Kahvaltı sonrası, Taha ve Ufuk birlikte çıkmışlardı. Erkay'la da Baran birlikte çıktılar. Binadan çıkmış, birlikte yürürlerken, Erkay ellerini üstündeki montunun cebine koyup konuştu.

"Çok mutlusun bu aralar. Doğan'la mı ilgili?" dedi. Baran, yüzündeki gülümsemeyle baktı arkadaşına.

"Hı hım. Sevgili olduk." dedi. Erkay, duyduğu şey karşısında, şaşkınlıkla baktı yanındaki oğlana.

"Ne?! Ne zaman?" diye sordu. Baran, pek düşünmeden cevap verdi.

"O günkü yüzleşmeden sonra. Üç haftadır." dedi. Erkay, gülümseyerek cevapladı arkadaşını.

"Vay be. Bekleyen derviş cidden muradına erermiş diye boşuna dememişler." dedi ve Baran'ın kolundan tutup durdurdu. "Çok sevindim kardeşim. Hayırlı olsun." diyerek sarıldı. Baran da ona sarıldı gülerek.

"Sağol kardeşim." dedi ve bir arabanın kornası, iki genci birbirinden ayırdı. Sağa doğru baktıklarında, siyah, güzel bir otomobil gördüler. İçinde de Doğan vardı. Doğan, canı sıkkın bir şekilde indi arabadan ve sevgilisine baktı. Baran, Doğan'ın yüzündeki sıkıntılı ifadeyi farketmiş ve anında yanına gidip, elini bileğine sarmıştı.

"Günaydın güneşim." dedi gülümseyerek.

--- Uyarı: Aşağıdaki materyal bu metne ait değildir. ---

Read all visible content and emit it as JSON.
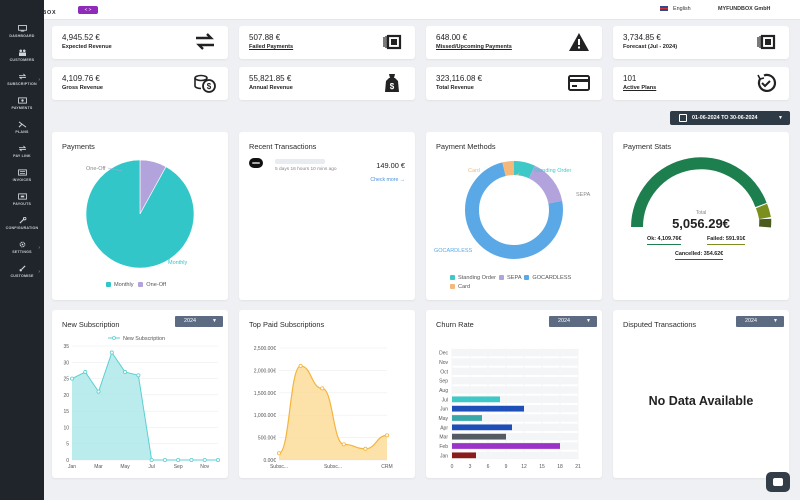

Baran, Doğan'a hep 'Güneşim' diyordu. Doğan, gülümseyerek baktı sevgilisine.

"Günaydın yavrum." dedi ve Erkay'a baktı. Başından beri sevememişti. Erkay, bunu biliyordu. İkilinin yanına gitti ve Doğan'a baktı.

"Beni sevmediğini biliyorum. Ben de sana bayılmıyorum ama kardeşimin sevgilisisin. Baran'ın yıllardır nasıl acı çektiğini biliyorum, gördüm. Yanındaydım çünkü. Eğer ikimizden birimiz birbirimizi sevmeyecekse, bu ben olmalıyım. Yıllardır kardeşimi görmediğin, üzülmesine ve ağlamasına neden olduğun için." dedi. Doğan, Erkay'ın yüzüne vurduğu gerçeklerle yüzleşince, yutkundu. Doğru söylüyordu. Bakışlarını Erkay'dan çekip, sevgilisine doğrulttu. Baran, öylece yeri izliyordu. Gözleri dolu doluydu. Doğan, bileğini Baran'ın elinden kurtardı ve elini tuttu sevgilisinin.

"O geçen beş yılı telafi edeceğim. Baran'ı görmemek benim suçum evet. Ama müneccim de değilim. Elbette o beş yılı geri veremem ama telafi edeceğim. İstemeden de olsa üzülmesine, ağlamasına neden oldum. Bunlar için zaten yeterince üzülüyorum. Ama bizim dünyamızda artık üzüntüye yer yok. Artık mutluluk var." diyerek, sevgilisine baktı. Baran da gülümseyerek baktı sevdiği adama.

"Artık mutluluk var. Sen varsan mutluluk hep var." dedi ve başını omuzuna koyup, arkadaşına baktı. Erkay da gülümseyerek baktı ikiliye. Artık, kardeşi gibi gördüğü kişi, sevdiriyor mutluydu. Gerisinin önemi yoktu.